The Baltic Dry Index, also known as the ‘Dry Bulk Index’ is a way of measuring the cost of transporting raw materials such as metals, grains and fossil fuels by sea. The Baltic Exchange looks at twenty different worldwide shipping routes for various materials every working day and averages them into one index. This Index is made up from three separate sub-indexes which apply to different sized merchant ships, or ‘dry bulk containers’, Capesize, Panamax and Supramax.
The Baltic Exchange is the official London-based shipping global marketplace used for brokering shipping contracts which was created back in 1744. The Exchange contacts shipping brokers on a daily basis in order to assess the cost of transportation for any specified route, product to transport and the time (speed) to delivery. The index is quoted every working day at 1300 London time.
These indexes are useful to traders, who use them to settle forward freight agreements, and they are used by investors and economists to find out about the current demand for shipping services contrasted with total shipping capacity.
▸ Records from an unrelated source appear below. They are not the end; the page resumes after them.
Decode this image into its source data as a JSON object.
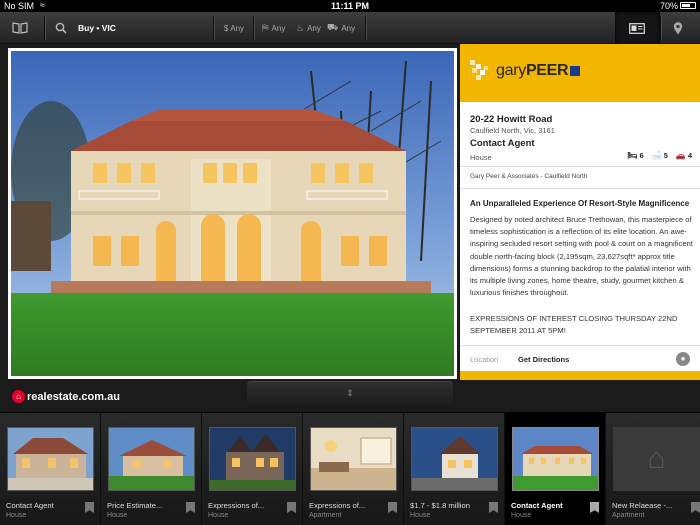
{
  "status": {
    "carrier": "No SIM",
    "time": "11:11 PM",
    "battery": "70%",
    "battery_level": 0.7
  },
  "toolbar": {
    "search_mode": "Buy • VIC",
    "price_filter": "$ Any",
    "bed_filter": "Any",
    "bath_filter": "Any",
    "car_filter": "Any"
  },
  "listing": {
    "address": "20-22 Howitt Road",
    "suburb": "Caulfield North, Vic, 3161",
    "price": "Contact Agent",
    "property_type": "House",
    "beds": "6",
    "baths": "5",
    "cars": "4",
    "agency": "Gary Peer & Associates - Caulfield North",
    "headline": "An Unparalleled Experience Of Resort-Style Magnificence",
    "description": "Designed by noted architect Bruce Trethowan, this masterpiece of timeless sophistication is a reflection of its elite location. An awe-inspiring secluded resort setting with pool & court on a magnificent double north-facing block (2,195sqm, 23,627sqft* approx title dimensions) forms a stunning backdrop to the palatial interior with its multiple living zones, home theatre, study, gourmet kitchen & luxurious finishes throughout.",
    "closing": "EXPRESSIONS OF INTEREST CLOSING THURSDAY 22ND SEPTEMBER 2011 AT 5PM!",
    "location_label": "Location",
    "directions_label": "Get Directions"
  },
  "brand": {
    "agency_logo_light": "gary",
    "agency_logo_bold": "PEER",
    "portal": "realestate.com.au",
    "accent": "#f2b500"
  },
  "carousel": [
    {
      "title": "Contact Agent",
      "type": "House"
    },
    {
      "title": "Price Estimate...",
      "type": "House"
    },
    {
      "title": "Expressions of...",
      "type": "House"
    },
    {
      "title": "Expressions of...",
      "type": "Apartment"
    },
    {
      "title": "$1.7 - $1.8 million",
      "type": "House"
    },
    {
      "title": "Contact Agent",
      "type": "House"
    },
    {
      "title": "New Relaease -...",
      "type": "Apartment"
    }
  ]
}
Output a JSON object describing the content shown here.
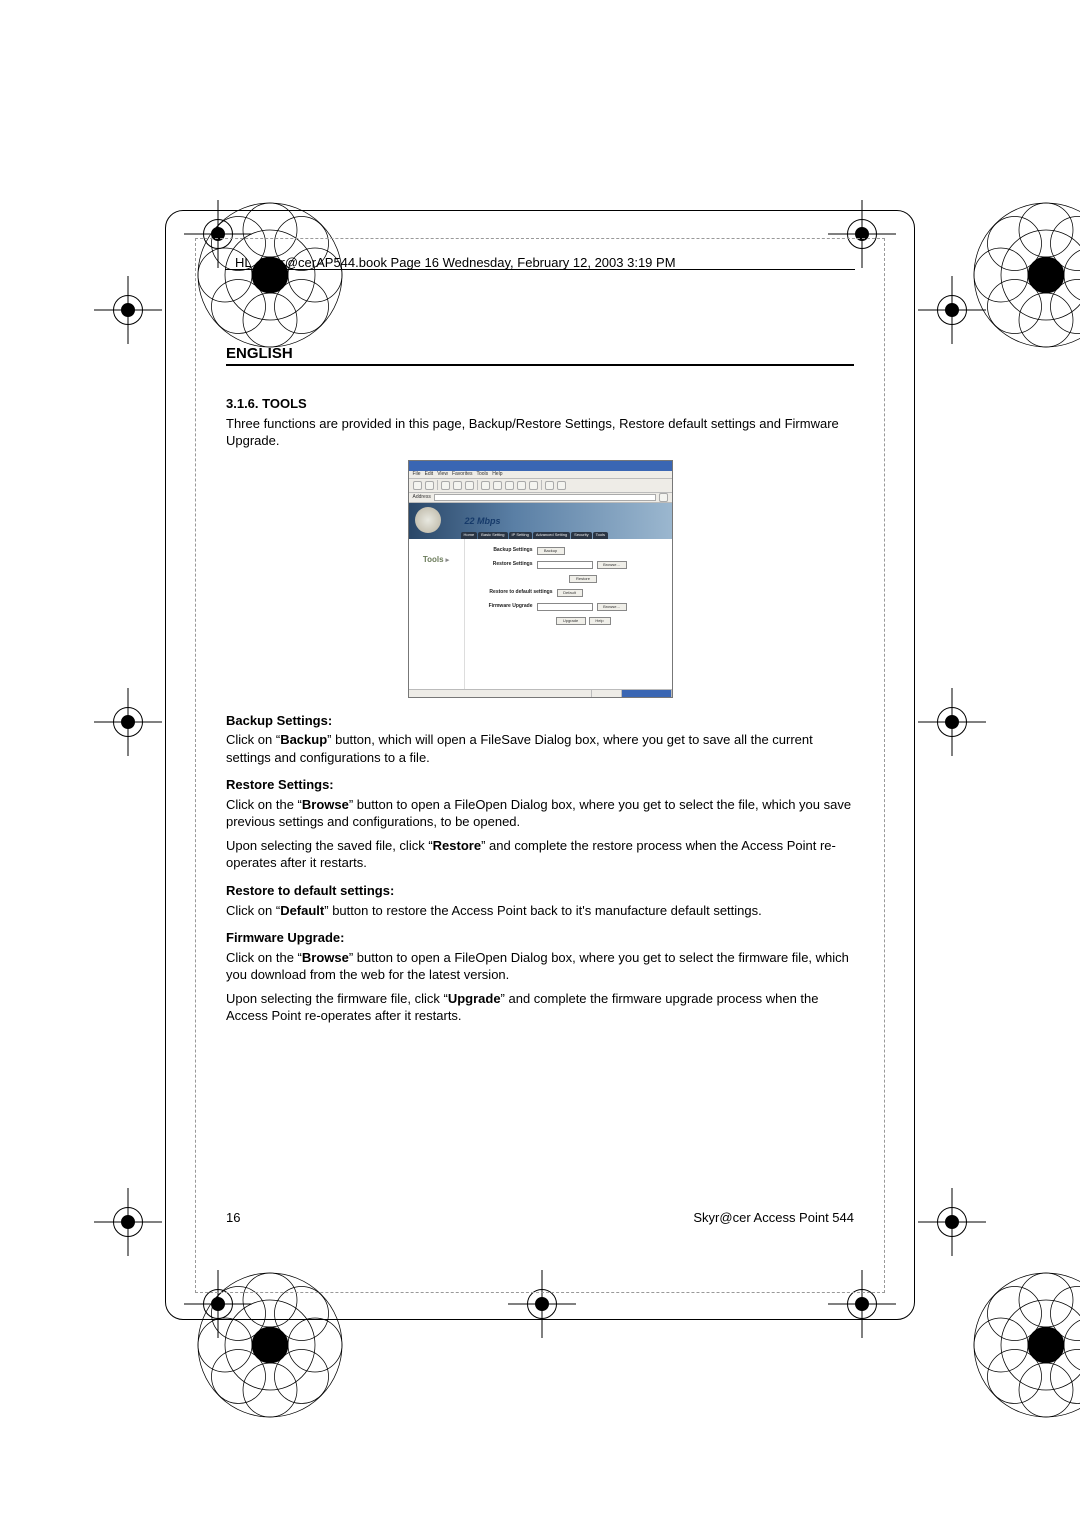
{
  "header": "HL_Skyr@cerAP544.book  Page 16  Wednesday, February 12, 2003  3:19 PM",
  "language": "ENGLISH",
  "section_title": "3.1.6. TOOLS",
  "intro": "Three functions are provided in this page, Backup/Restore Settings, Restore default settings and Firmware Upgrade.",
  "screenshot": {
    "menu": [
      "File",
      "Edit",
      "View",
      "Favorites",
      "Tools",
      "Help"
    ],
    "brand": "22 Mbps",
    "tabs": [
      "Home",
      "Basic Setting",
      "IP Setting",
      "Advanced Setting",
      "Security",
      "Tools"
    ],
    "side_label": "Tools",
    "rows": {
      "backup_label": "Backup Settings",
      "backup_btn": "Backup",
      "restore_label": "Restore Settings",
      "browse1": "Browse...",
      "restore_btn": "Restore",
      "default_label": "Restore to default settings",
      "default_btn": "Default",
      "fw_label": "Firmware Upgrade",
      "browse2": "Browse...",
      "upgrade_btn": "Upgrade",
      "help_btn": "Help"
    }
  },
  "sections": {
    "backup_h": "Backup Settings:",
    "backup_p_1": "Click on “",
    "backup_bold": "Backup",
    "backup_p_2": "” button, which will open a FileSave Dialog box, where you get to save all the current settings and configurations to a file.",
    "restore_h": "Restore Settings:",
    "restore_p1_1": "Click on the “",
    "restore_p1_b": "Browse",
    "restore_p1_2": "” button to open a FileOpen Dialog box, where you get to select the file, which you save previous settings and configurations, to be opened.",
    "restore_p2_1": "Upon selecting the saved file, click “",
    "restore_p2_b": "Restore",
    "restore_p2_2": "” and complete the restore process when the Access Point re-operates after it restarts.",
    "default_h": "Restore to default settings:",
    "default_p_1": "Click on “",
    "default_p_b": "Default",
    "default_p_2": "” button to restore the Access Point back to it's manufacture default settings.",
    "fw_h": "Firmware Upgrade:",
    "fw_p1_1": "Click on the “",
    "fw_p1_b": "Browse",
    "fw_p1_2": "” button to open a FileOpen Dialog box, where you get to select the firmware file, which you download from the web for the latest version.",
    "fw_p2_1": "Upon selecting the firmware file, click “",
    "fw_p2_b": "Upgrade",
    "fw_p2_2": "” and complete the firmware upgrade process when the Access Point re-operates after it restarts."
  },
  "footer": {
    "page_no": "16",
    "product": "Skyr@cer Access Point 544"
  }
}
When the BDI increases, the increase directly increases their margins and revenues, but when it decreases, producers see increased margins, and consumers get lower prices for their goods.The Baltic Dry Index is generally thought to be a good indicator of global trends in supply and demand, and a trustworthy indicator of future economic growth and contraction, because it looks at the value of the type of cargo that isn’t usually speculated on; raw, pre-production materials.Although the BDI has been a reliable way of predicting performance for centuries, the supply of large carriers tends to remain very tight and sometimes long lead times and high production costs can lead to volatility when the global demand for a particular route or cargo increases – or even unexpectedly drops. An example of this was back in 2008, when on June 5th(Capesize) bulk carrier was fixed at a record daily hire rate of $280,000 per day, but within the space of five months, the value of the same ship had plummeted to just $2,800 per day.
Overall, the BDI is considered to be one of the most useful indicators of global raw material and infrastructure demand, as it’s unaffected by consumer spending trends, or speculative players. The trading activity on the BDI is limited to member companies, so it only applies to parties who actually have ships or cargo.